How to Tell If You’re Showing Up When Customers Are Ready to Buy

Here are two quick ways any local operator can check to see if your website is showing up when people are ready to buy.

Check the % of Traffic Going to Buying Pages

One of the simplest ways to understand how your website is performing is to look at where your visitors are landing.

You can get a good idea of how many visitors are landing on your “buying pages” compared to your information-led pages using Google Search Console (GSC).

It’ll tell you how many visitors your site gets through organic search every month.

You can filter this data to find out how many of these visitors are landing on informational pages vs checkout or booking pages.

Here’s how:

In GSC, click “Add filter” and filter URLs that do not contain “blog.”

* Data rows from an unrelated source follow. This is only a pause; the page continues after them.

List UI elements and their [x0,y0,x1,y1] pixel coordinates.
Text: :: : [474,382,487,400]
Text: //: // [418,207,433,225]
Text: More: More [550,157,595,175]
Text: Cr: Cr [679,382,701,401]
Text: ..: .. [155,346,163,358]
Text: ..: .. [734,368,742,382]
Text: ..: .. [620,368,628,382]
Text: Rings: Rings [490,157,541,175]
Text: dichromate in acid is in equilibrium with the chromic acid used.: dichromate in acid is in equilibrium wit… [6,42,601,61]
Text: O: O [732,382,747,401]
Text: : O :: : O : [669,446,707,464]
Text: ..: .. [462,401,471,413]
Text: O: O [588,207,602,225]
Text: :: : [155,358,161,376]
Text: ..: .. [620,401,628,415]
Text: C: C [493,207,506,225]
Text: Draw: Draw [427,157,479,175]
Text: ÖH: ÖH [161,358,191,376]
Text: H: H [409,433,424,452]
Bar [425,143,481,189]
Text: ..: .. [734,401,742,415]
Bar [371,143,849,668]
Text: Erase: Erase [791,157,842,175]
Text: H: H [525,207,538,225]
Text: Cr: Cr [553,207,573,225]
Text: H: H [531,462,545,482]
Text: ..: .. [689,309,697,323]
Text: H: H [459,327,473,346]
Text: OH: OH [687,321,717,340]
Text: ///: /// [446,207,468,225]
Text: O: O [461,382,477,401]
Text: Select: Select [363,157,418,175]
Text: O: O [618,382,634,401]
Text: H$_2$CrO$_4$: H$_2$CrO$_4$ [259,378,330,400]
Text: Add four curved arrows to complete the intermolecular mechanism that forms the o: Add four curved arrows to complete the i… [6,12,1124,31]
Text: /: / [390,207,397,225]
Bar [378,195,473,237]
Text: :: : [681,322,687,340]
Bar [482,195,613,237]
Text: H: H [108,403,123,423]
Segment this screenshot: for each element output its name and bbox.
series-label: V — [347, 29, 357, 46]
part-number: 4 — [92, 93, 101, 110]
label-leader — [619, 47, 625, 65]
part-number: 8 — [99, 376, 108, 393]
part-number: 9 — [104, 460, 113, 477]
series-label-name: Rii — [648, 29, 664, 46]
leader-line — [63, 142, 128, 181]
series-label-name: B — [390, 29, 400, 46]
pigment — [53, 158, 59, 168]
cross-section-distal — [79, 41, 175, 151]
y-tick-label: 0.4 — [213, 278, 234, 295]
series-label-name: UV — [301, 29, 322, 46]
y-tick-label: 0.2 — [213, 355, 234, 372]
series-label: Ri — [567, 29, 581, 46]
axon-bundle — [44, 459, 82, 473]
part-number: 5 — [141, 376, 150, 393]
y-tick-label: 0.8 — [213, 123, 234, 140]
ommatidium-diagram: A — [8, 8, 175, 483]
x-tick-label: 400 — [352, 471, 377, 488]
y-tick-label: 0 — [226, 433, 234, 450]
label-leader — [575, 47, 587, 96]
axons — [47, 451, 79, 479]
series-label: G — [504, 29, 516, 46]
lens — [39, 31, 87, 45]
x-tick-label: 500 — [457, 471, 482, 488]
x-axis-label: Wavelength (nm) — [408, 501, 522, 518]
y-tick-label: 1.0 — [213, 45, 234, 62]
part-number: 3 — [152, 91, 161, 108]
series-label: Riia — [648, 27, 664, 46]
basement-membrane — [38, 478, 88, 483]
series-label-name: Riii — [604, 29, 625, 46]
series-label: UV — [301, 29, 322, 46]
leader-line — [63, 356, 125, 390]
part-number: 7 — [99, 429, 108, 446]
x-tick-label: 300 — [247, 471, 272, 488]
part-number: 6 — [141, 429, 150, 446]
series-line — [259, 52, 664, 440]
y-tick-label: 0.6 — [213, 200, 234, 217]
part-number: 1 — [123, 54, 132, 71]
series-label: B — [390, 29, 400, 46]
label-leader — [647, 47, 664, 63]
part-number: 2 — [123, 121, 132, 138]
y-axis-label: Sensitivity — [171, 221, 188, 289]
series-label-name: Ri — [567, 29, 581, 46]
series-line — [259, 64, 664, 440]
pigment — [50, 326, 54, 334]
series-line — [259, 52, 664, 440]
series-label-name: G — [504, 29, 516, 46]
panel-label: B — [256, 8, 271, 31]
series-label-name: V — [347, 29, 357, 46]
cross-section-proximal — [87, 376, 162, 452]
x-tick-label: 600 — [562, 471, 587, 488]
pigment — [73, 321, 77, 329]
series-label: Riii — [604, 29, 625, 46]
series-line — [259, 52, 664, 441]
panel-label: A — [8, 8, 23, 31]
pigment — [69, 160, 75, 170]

This isolates traffic going to the rest of your site – the pages that are more likely tied to purchasing intent.

This works best if your site uses a subfolder structure
(example: /blog/title vs /category/title)

In the example above, the site gets 41.5K monthly “clicks” or visits from organic search.

After filtering out URLs containing “blog,” traffic drops to 18K visits.

That means:

18K visitors (43%) are landing on non-blog pages and 23.5K visitors (57%) are landing on blog content.

This is a healthy distribution. It shows the blog is doing its job by bringing new users into the funnel. But the site isn’t dependent on it to generate sales.

Nearly half of all traffic is landing on pages designed to convert customers.

How to See Where Your Marketing Revenue is Coming From

You can take this a step further by looking at how different parts of your site perform in terms of engagement and revenue.

Google Analytics (GA4) will give you a good idea of how your traffic and revenue is progressing over time from your marketing channels.

The rest of the website outside the blog

Using a similar filter in GA4 (excluding URLs that contain “blog”), you can isolate how the rest of your site is performing.

In the example above, when blog URLs are excluded, engaged visitors increased by 55.7% over the last 30 days.

This tells us that the core pages – categories, products, service pages – are actively growing and pulling in more qualified traffic.

The blog by itself

When you filter to only include URLs containing “blog,” engaged visits increased by 48%.

This signals that this website growth isn’t fueled by it’s blog. It’s blog is working together with the rest of it’s website to drive discovery.

It’s bringing in new visitors and capturing early-stage interest. But it’s not the engine driving revenue. The rest of the site is.

Where revenue actually comes from

The data also tells you which pages generate the most revenue for a website.

Revenue from the rest of the site

Revenue directly from blog pages

The site generated nearly $40K from organic search. When isolating blog pages revenue drops to $0.

That’s because the blog isn’t designed to sell. It serves many uses for a growing website but based on the data, a marketing strategy meant to increase sales shouldn’t be built around blog content.

As you can see from the example, informational content on your website works best when pair with buyer-driven content. That can play out in the form of created dedicated pages that give clarity to the types of product and services you offer in your area.

How to Use This to Grow Revenue

This is a simple way to quickly gauge the value of the traffic coming to your site.

Most visitors will land either on your blog or on the pages that showcase what you actually offer.

When those non-blog pages are built around what people are actively searching for, that traffic becomes far more valuable because it’s positioned to convert visitors into customers.